Surgical resection, thermal ablation, and liver transplant remain the gold standard treatments for primary HCC and may yield favorable clinical outcomes. Unfortunately, no more than 30% of localized HCC patients could be eligible for surgical treatment due to underlying liver dysfunction, or deteriorating performance status or medical comorbidities.4 Local tumor control while preserving liver function can potentially decrease HCC-related mortality and improve OS.5 Minimally invasive techniques can be applied as an alternative treatment option for those who are not surgically eligible. These include transcatheter arterial chemoembolization (TACE), during which chemotherapeutics are infused selectively to the tumor through the feeding blood vessel, yttrium-90 transarterial radioembolization (TARE), wherein the feeding vessel is embolized with radiolabeled beads, and radiofrequency ablation.6

Radiotherapy was evaluated as a potential non-invasive treatment for HCC in different stages. HCC is a radiosensitive tumor occurring in a radiosensitive organ that is often diseased and chronically inflamed. Radiotherapy has historically been underutilized for HCC due to concerns regarding the risk of normal liver toxicity.

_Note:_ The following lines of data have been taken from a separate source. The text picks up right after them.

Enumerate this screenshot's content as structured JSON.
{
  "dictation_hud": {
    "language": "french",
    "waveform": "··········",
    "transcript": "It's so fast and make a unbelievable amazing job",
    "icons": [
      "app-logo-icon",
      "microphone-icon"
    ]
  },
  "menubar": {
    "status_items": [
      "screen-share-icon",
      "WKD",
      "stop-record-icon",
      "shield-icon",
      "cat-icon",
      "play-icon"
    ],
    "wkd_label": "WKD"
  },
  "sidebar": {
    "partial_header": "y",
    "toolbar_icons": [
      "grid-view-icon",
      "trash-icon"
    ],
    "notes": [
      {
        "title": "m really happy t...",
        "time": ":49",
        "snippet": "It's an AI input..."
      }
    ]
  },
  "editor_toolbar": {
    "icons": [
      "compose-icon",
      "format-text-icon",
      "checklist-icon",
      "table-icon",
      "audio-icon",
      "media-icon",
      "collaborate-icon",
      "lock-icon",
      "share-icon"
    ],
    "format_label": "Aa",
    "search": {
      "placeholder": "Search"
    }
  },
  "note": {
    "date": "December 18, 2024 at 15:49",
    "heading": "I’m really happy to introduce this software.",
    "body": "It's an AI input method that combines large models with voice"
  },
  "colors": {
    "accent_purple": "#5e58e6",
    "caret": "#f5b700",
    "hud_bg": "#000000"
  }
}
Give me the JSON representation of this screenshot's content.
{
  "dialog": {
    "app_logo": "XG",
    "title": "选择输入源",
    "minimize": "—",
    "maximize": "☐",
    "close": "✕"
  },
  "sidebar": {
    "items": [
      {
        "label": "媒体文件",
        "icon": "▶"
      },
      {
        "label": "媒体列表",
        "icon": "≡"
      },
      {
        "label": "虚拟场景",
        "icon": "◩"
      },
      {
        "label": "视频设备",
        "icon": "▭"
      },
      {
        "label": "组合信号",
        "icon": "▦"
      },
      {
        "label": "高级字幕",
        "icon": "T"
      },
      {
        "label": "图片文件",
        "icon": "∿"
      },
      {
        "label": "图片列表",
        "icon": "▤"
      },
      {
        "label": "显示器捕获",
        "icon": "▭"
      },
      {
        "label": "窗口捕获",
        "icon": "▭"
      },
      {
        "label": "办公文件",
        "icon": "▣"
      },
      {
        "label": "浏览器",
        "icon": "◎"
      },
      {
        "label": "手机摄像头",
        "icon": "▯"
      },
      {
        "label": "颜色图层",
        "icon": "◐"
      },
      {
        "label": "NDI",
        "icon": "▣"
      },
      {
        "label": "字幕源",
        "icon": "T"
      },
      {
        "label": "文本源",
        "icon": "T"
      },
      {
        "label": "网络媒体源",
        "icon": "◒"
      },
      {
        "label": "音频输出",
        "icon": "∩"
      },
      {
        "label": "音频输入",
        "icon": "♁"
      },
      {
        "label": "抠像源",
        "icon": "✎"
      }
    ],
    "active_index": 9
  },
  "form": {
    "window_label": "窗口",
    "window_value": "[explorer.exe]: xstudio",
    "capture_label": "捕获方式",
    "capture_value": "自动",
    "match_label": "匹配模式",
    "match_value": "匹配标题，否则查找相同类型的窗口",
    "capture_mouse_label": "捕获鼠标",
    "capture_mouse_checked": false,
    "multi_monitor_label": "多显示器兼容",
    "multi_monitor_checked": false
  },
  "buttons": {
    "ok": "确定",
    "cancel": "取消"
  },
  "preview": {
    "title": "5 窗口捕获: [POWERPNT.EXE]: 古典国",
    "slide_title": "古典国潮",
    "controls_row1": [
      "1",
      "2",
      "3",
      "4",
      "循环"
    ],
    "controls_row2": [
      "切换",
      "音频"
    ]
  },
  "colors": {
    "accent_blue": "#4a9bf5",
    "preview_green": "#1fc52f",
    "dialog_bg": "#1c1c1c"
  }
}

Nevertheless, pioneering research in the arena of partial liver radiation in the 1980s and 1990s in addition to TARE in the past two decades set the stage for delivering ablative doses to the area of interest while at the same time reducing the dose to the adjacent areas. By using highly conformal techniques including stereotactic ablative body radiotherapy and intensity modulated radiation therapy (IMRT), tumor-directed but uninvolved liver sparing therapy has become easier to administer, resulting in a resurgence of interest in the use of this non-invasive modality to treat HCC. Several trials have proven the efficacy and tolerability of different photon-based techniques of EBRT, particularly in complex cases involving large lesions, vascular invasion, and recurrent disease. In early stage inoperable HCC, radiation therapy has also been used to bridge patients to liver transplant.7 Photon-based radiotherapy for HCC is constrained by the possibility of triggering radiation-induced liver disease (RILD) and bowel toxicity, uncertainties posed by organ motion, and the difficulty of achieving an effective dose within the tumor while maintaining the mean dose to uninvolved liver as low as possible.8 Achieving a low mean liver dose is particularly important in X-ray based therapies given the extensive low dose bath associated with photon therapy. However, this may be less of a concern when utilizing high linear energy transfer (LET) radiation therapy which has no low dose bath and deposits a high dose within the target.9

Although not widespread, accelerated particle therapies such as PBTand CIRT have been investigated in selected centers for the management of HCC since the 1980s, and early reports regarding the efficiency of proton therapy in HCC were published in the 1990s.10 Since then, charged particle therapies have become more widely adopted in the treatment of HCC, as these modalities allow for the delivery of highly localized tumor-targeted radiation to enhance tumor control, while maximally sparing the normal liver via increased dose conformality to the tumor and the absence of an exit dose beyond the tumor along the beam path.11 This review seeks to provide a general overview of CIRT, as well as explore the advantages and pitfalls associated with its use in the management of HCC.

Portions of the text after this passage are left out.